I also extracted an area of the Kings Bowl DEM and ran the improved, interleaved roughness algorithm on this region (or at least a 3500×3500 pixel block of it), employing as was the case for the the Highway Flow DEM a high-pass 2D Gaussian Filter with a cutoff wavelength of 50m. The results are below, where the local neighbourhoods are 40×40 (ie. 1×1 m). Note that the magnitudes of the heights on the roughness map (ie. Gaussian high-pass filtered DEM) are very small (on the order of 1cm).

 

The RMS slope map shows the bushes well (the very ‘speckly’ objects in the roughness map). Given that the original DEM contains many mushrooms, however (see “Primary DEM”), it is somewhat disappointing that these features don’t seem to show upon the RMS Slope map. Meanwhile, the Hurst exponent map is rather enigmatic, showing features not obviously evident in the Primary or high-pass filtered DEM, and with very low values of Hurst exponent (mostly <0.3). The pattern does correspond roughly to that on the r^2 map, such that the few areas with high Hurst exponent are correlated with higher r^2 values.

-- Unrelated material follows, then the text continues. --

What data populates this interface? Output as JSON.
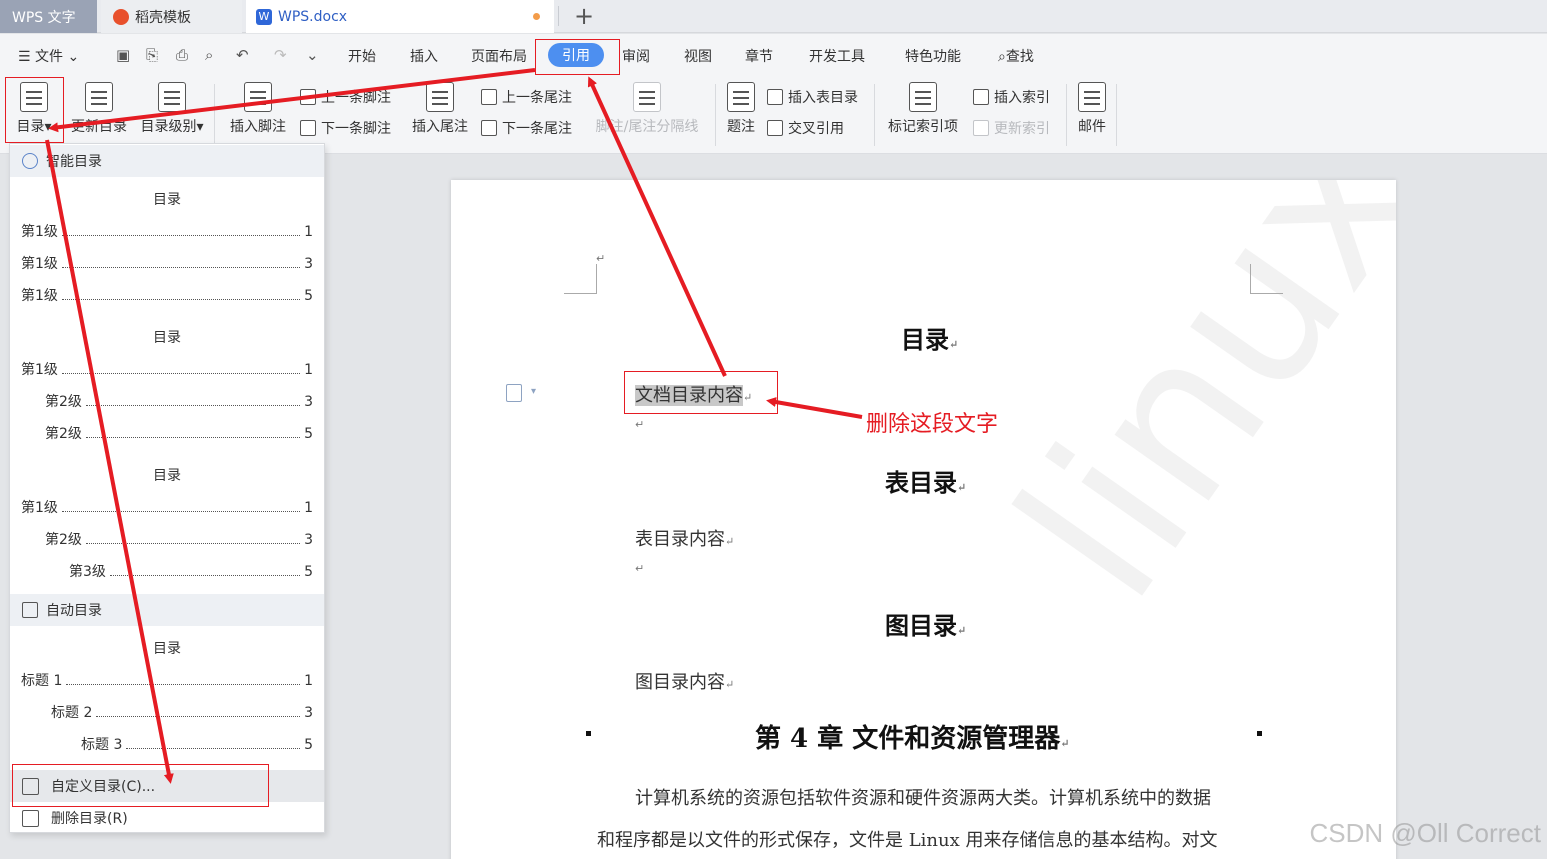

I also applied the algorithm using a very large neighbourhood size of 400×400 (10×10 m), curious to see whether the variogram breakpoint was similar to that for the DEM of Highway Flow (see two variograms below, from 2 different sample locations within the Kings Bowl DEM). To first approximation, this does indeed appear to be the case, there being a noticeable change in slope for step-sizes larger than approximately log(-2 m) = 14cm. After this breakpoint, however, the behaviour is intriguing; whereas at Highway Flow, the slope after the breakpoint was ~0, at Kings Bowl it appears that, depending on the specific location within the DEM, there is a slightly negative or positive slope, implying perhaps that a new geomorphic regime/process is acting at these larger scales.